Ägypten: Muslimbrüder:Das Herz der Revolution

Sie wurden eingesperrt oder endeten am Galgen - und sind trotzdem die am besten organisierte Oppositionskraft. Ägyptens Muslimbrüder haben das Land von unten islamisiert. US-Präsident Barack Obama graut es vor ihnen.

Tomas Avenarius, Kairo

Wie die Revolution endet, weiß niemand, doch im Westen wird bereits die Angst vor den Fundamentalisten geschürt. Israels Premier Benjamin Netanjahu würdigt mit keinem Wort den bevorstehenden Sturz des Despoten Mubarak, stattdessen warnt er vor dem Chaos danach; das könnten die Islamisten der Muslimbruderschaft nutzen, um den Friedensvertrag Ägyptens mit Israel in Frage zu stellen: "Aus Ägypten könnte ein Gottesstaat wie Iran werden."
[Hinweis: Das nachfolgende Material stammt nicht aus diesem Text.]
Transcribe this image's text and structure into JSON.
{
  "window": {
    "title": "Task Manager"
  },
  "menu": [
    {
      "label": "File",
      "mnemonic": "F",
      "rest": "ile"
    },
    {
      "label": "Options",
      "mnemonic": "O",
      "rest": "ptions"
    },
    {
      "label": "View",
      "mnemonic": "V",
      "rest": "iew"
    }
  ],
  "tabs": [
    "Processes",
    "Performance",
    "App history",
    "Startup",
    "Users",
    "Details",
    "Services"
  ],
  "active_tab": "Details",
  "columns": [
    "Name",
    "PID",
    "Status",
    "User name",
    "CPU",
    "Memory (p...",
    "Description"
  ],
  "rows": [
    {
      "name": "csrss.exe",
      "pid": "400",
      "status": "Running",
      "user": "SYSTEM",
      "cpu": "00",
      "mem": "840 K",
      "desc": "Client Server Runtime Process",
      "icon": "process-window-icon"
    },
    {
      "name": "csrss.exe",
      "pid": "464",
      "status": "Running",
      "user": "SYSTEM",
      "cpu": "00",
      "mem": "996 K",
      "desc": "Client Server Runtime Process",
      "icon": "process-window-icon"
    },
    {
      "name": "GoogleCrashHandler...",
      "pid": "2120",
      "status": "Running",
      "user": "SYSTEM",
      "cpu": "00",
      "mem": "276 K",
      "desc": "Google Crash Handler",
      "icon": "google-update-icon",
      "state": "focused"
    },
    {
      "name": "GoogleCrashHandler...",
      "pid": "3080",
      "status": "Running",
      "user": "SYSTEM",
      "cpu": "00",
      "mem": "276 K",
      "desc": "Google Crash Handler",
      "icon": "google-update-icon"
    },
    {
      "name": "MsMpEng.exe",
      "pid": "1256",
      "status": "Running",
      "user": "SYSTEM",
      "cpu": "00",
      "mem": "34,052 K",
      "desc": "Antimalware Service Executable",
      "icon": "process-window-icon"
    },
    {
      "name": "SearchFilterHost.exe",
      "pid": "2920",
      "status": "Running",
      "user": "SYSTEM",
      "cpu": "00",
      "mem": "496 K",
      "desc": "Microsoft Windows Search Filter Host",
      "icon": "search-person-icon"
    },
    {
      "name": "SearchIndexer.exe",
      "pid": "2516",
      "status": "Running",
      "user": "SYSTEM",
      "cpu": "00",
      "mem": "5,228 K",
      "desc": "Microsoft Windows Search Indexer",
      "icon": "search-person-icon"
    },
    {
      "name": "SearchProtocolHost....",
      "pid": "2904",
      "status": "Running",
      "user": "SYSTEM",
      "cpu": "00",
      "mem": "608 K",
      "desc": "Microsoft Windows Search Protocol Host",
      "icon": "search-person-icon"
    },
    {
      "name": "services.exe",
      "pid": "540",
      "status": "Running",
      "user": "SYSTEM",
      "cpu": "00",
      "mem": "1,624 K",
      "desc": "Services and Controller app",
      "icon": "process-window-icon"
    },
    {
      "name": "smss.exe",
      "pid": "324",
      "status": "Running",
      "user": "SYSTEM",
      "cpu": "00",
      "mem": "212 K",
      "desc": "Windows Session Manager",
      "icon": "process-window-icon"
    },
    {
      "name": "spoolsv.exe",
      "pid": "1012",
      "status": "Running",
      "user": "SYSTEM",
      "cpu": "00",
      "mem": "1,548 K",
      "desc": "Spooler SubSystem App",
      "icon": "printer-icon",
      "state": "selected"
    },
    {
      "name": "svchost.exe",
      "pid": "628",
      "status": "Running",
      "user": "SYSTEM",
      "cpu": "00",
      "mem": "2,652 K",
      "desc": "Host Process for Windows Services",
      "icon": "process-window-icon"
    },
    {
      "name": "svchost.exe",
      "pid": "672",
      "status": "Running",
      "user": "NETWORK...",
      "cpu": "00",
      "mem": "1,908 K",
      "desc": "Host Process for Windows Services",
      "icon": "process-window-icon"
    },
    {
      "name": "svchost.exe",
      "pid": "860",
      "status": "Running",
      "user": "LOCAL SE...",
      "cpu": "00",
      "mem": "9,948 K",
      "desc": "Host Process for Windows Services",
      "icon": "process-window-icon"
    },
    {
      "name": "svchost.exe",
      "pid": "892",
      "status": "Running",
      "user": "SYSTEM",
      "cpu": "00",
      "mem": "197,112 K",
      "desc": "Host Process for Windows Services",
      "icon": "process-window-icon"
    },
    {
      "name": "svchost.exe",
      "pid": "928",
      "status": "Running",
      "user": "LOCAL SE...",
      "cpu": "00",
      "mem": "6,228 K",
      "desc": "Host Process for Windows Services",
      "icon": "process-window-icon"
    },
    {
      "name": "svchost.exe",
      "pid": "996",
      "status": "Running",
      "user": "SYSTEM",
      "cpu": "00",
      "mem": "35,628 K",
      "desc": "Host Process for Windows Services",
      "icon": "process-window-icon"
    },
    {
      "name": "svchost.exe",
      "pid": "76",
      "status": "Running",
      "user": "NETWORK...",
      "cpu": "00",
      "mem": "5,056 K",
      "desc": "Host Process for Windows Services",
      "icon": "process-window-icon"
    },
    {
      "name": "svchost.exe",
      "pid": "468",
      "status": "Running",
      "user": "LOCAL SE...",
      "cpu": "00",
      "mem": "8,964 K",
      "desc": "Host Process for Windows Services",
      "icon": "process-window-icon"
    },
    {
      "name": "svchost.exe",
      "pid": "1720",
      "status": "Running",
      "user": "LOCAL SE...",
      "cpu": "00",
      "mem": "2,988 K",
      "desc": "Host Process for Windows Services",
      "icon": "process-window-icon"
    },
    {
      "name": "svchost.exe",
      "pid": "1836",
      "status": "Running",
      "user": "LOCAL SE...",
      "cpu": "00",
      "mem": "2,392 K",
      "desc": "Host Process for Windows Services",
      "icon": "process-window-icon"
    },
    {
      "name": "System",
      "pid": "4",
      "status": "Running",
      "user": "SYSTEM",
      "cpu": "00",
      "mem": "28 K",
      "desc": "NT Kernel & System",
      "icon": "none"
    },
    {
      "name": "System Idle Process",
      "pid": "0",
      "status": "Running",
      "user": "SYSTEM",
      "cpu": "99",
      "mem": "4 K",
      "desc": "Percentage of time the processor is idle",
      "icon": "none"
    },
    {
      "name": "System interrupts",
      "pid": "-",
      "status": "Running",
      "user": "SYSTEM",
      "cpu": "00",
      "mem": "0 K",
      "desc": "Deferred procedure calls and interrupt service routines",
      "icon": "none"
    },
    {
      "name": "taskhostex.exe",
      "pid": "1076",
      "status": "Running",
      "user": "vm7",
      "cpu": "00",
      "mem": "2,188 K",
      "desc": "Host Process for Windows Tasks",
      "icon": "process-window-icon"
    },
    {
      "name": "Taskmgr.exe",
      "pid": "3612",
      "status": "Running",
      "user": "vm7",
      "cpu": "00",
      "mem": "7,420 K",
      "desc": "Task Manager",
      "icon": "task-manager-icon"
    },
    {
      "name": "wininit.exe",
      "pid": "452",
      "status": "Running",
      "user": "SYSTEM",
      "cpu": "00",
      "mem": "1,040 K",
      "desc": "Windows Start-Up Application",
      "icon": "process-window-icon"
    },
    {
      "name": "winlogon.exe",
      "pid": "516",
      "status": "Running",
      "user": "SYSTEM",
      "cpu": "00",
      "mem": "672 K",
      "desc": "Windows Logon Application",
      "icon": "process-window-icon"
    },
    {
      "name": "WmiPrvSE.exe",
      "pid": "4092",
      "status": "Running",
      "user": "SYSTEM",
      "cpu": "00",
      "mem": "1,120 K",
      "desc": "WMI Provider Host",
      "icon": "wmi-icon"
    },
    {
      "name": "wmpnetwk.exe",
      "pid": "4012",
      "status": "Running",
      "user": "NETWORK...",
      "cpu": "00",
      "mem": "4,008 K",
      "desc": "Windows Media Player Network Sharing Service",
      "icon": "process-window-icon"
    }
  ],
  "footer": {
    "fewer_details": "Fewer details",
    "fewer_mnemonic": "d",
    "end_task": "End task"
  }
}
Ägypten: Muslimbrüder: Führende Muslimbrüder: Saad El Katatni (l.), Essam El Erian.

Führende Muslimbrüder: Saad El Katatni (l.), Essam El Erian.

(Foto: AP)

Auch dem US-Präsident Barack Obama graut es vor dem politischen Gewicht der Muslimbrüder. Bei den letzten halbwegs fairen Wahlen 2005 eroberten sie ein Fünftel der Sitze. 20 Prozent sind den Fundamentalisten im Normalfall sicher, mindestens. Die Brüder selbst beschreiben sich als demokratische Kraft und arbeiten mit den demokratischen Oppositionsgruppen zusammen. Aber Skepsis ist angebracht.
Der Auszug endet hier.